If The Morning Benders sound was compared strictly to The Beach Boys cannon, I'd have to say that Loose Change sounds most similar to the rough-around-the-edges but inspired classic, Smiley Smile. Though a commercial failure at the time, in hindsight, Smiley Smile is considered by many as one of the Beach Boys' most unique works. A raw, eerie psychedelic glimpse into the darker recesses of Brian Wilson's brain, the album was decades later exemplified by the more polished re-mastered original work, Smile. Though Loose Change is strictly a home-grown recording, my guess is that TMB also have some pristine production talent in their blood. Their next steps perhaps will work in what I like to call RBBCO, that is “Reverse Beach Boys Chronological Order,” to produce their wall of sound, Pet Sounds-esqe sonic masterpiece. Hopefully, we won't have to wait three decades.

Though each track on Loose Change is of stellar quality, the song “Grain of Salt” has received the most praise and attention, and it is deserving of the hype. It’s a jolly jaunt through classic Californian pop-lore, with a driving beat that would have any mop-topped surfboard-hauling youth sporting dark shades, coastline-cruising in their classic “woody” car, tapping every available finger and body part on steering wheels, doors, and mirrors. The first line of the song, “Take my heart with a grain of salt, it’s been broken but it’s nobody’s fault,” perfectly sets the pace of the EP (and perhaps the records to follow). The pumped-up vocals soar on the line, “Now I have to go back to that place I know best / But I’m happy this time, I know that, this love is mine,” over an innocent, almost tongue-in-cheek bed of retro “yeah, yeah, yeah’s.” (Minus the Karen O’s.)

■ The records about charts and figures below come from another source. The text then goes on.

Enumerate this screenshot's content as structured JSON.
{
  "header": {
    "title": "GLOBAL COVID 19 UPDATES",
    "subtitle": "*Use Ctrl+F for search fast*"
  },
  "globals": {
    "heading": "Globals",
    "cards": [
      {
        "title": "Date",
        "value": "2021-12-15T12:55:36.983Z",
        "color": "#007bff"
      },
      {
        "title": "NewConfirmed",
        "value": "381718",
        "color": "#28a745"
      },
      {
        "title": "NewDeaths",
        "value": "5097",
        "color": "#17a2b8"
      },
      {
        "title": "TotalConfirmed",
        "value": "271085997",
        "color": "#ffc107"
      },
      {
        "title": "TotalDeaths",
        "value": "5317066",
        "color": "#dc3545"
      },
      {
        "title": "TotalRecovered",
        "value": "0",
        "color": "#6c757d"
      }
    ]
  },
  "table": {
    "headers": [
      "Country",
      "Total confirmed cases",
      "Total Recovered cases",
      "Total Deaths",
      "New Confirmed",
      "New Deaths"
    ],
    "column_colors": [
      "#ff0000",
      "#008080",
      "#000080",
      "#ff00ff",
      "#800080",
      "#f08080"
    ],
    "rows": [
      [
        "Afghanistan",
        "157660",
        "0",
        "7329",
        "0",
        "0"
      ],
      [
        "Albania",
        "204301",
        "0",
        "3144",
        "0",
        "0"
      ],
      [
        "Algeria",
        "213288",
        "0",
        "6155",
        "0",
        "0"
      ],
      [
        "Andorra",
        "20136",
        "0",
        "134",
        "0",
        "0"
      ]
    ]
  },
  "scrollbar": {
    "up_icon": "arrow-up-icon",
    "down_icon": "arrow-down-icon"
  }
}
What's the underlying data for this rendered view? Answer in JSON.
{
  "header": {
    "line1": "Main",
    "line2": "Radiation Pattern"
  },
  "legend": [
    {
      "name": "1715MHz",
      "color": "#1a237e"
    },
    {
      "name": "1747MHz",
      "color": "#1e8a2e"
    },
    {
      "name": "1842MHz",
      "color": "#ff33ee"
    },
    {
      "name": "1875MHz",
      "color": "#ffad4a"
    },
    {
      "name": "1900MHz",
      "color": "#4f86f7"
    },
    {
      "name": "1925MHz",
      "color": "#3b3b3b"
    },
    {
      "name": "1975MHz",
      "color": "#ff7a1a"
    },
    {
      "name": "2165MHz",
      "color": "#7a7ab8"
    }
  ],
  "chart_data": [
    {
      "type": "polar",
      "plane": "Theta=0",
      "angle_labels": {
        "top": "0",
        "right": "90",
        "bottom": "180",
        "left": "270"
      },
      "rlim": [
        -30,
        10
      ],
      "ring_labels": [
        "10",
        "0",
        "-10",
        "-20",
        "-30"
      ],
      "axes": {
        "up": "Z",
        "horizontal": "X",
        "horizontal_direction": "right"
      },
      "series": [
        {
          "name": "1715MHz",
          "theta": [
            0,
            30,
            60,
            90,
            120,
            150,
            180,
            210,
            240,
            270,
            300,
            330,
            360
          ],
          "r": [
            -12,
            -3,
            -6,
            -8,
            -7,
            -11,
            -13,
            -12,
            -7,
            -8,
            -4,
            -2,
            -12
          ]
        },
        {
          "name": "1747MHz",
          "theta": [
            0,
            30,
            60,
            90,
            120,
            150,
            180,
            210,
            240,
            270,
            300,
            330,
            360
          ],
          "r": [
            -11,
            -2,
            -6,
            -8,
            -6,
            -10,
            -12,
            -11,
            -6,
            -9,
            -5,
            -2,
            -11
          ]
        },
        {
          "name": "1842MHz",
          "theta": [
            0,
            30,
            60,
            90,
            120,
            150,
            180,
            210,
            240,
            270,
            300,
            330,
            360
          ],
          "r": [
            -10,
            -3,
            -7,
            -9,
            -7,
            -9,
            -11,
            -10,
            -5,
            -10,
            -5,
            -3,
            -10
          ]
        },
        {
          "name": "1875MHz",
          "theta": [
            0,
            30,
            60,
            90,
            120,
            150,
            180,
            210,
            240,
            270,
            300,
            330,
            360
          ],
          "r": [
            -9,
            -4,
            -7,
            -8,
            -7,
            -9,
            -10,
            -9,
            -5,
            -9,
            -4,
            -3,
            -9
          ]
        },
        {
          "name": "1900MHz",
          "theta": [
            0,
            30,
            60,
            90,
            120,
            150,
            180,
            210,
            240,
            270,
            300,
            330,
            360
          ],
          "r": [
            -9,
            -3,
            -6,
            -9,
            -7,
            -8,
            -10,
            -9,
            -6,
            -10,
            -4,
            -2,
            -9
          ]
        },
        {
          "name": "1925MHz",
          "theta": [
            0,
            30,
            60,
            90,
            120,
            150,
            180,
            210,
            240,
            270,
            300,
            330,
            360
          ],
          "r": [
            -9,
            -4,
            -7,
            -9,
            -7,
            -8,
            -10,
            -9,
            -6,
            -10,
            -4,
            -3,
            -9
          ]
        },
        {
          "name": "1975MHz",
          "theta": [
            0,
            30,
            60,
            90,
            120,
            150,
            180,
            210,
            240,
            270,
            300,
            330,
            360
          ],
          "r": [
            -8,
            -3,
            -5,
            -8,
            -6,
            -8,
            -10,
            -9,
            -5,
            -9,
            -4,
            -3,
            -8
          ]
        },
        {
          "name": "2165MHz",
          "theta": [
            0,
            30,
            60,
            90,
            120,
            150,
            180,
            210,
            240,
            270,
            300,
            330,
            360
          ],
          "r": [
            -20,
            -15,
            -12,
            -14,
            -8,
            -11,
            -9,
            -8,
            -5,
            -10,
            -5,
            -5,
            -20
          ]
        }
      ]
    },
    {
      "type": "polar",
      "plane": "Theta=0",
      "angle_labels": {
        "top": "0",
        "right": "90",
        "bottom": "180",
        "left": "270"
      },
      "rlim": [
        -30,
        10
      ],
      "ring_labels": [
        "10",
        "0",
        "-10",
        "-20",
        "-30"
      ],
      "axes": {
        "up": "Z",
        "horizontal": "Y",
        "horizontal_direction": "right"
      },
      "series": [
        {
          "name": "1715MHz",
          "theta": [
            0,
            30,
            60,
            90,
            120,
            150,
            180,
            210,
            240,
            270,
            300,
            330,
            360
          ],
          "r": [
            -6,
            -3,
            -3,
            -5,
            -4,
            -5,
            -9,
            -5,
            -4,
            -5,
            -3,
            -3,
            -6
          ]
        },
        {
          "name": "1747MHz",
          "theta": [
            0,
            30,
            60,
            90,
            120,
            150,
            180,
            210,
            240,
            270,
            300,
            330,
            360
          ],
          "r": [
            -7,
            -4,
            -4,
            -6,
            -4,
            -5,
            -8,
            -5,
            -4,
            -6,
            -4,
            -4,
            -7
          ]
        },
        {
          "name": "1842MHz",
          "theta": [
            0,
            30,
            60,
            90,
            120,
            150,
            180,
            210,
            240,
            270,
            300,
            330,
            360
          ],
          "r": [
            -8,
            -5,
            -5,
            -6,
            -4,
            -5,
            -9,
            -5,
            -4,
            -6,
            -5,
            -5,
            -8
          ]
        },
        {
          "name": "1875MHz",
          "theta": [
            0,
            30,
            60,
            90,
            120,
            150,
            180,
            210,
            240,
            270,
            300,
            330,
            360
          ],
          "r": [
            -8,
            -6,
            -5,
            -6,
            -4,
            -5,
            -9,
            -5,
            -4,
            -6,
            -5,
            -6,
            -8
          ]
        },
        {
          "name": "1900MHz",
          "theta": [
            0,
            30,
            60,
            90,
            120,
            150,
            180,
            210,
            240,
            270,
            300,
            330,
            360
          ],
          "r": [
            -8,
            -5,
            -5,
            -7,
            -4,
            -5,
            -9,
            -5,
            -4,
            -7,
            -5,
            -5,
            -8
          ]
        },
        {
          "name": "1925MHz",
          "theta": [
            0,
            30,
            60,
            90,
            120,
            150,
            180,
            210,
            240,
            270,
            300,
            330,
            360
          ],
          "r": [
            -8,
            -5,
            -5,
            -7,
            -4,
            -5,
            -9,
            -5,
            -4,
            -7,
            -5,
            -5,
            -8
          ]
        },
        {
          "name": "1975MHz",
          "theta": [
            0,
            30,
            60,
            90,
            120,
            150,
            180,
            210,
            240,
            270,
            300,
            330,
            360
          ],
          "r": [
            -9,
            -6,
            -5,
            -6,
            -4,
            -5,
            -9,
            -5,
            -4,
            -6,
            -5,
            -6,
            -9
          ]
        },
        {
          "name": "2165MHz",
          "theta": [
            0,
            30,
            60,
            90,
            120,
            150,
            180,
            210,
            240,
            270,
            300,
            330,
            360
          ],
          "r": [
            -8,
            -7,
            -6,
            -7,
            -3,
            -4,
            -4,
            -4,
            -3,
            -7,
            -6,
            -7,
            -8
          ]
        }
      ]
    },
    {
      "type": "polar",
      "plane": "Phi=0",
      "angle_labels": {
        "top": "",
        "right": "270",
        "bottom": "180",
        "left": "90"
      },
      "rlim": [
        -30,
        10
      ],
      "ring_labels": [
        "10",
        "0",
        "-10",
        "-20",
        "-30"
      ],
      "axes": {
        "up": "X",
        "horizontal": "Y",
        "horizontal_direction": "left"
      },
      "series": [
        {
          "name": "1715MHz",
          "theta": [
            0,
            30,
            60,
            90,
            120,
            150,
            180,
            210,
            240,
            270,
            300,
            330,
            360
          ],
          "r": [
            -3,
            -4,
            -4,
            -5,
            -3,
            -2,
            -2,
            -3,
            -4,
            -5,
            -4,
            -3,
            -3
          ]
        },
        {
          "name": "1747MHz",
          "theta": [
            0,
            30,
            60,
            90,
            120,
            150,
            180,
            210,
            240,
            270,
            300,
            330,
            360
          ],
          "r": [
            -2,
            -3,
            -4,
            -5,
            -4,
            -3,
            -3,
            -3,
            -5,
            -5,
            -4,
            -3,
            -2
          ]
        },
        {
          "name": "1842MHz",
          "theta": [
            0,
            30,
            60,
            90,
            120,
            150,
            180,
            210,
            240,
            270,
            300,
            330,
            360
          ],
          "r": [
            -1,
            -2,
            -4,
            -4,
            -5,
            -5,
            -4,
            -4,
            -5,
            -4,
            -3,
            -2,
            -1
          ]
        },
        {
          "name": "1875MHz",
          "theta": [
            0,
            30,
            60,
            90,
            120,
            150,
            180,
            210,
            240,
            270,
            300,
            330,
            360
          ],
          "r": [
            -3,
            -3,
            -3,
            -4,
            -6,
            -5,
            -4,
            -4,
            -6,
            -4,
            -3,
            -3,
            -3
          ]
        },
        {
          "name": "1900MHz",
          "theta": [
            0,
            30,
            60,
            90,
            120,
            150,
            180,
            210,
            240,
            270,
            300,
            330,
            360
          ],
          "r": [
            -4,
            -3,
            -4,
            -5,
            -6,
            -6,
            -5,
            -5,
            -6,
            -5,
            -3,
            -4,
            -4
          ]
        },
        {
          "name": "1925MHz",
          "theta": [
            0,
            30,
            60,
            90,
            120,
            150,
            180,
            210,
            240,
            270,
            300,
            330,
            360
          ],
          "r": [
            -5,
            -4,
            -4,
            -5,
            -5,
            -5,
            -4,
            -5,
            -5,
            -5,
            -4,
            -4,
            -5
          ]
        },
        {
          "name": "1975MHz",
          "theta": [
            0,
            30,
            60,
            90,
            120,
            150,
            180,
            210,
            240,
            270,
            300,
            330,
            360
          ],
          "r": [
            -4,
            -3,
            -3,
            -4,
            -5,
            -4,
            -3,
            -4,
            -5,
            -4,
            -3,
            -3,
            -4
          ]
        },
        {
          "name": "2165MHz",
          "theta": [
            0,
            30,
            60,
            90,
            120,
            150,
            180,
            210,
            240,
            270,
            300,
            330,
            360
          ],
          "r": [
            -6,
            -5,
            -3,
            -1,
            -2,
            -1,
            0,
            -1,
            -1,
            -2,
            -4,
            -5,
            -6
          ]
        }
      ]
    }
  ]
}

Loose Change ends with the song, “Morning Fog,” a sweet lullaby with a loose and steadily strummed acoustic guitar and soft bass accompaniment. Chu wistfully sings, “My old friend, where have you gone / hopped on the bus in the morning fog. Don’t be gone too long / I’ll stay near the phone / ‘til I hear the steps bringing you back home / now that I’m alone / I can finally say / the words that wouldn’t come any other way.” A beautiful slide guitar moves through the bridge, and the song ends with a gorgeous, perfectly-timed fade out.

So just how did this young group of Golden State virtuosos maintain their artistic purity on Loose Change? Was it a conscious rejection of pop media junk, or just their way? However they did it, thank God for The Morning Benders for providing a new soundtrack to some hot summer days and articulating all that is vital in young life in California.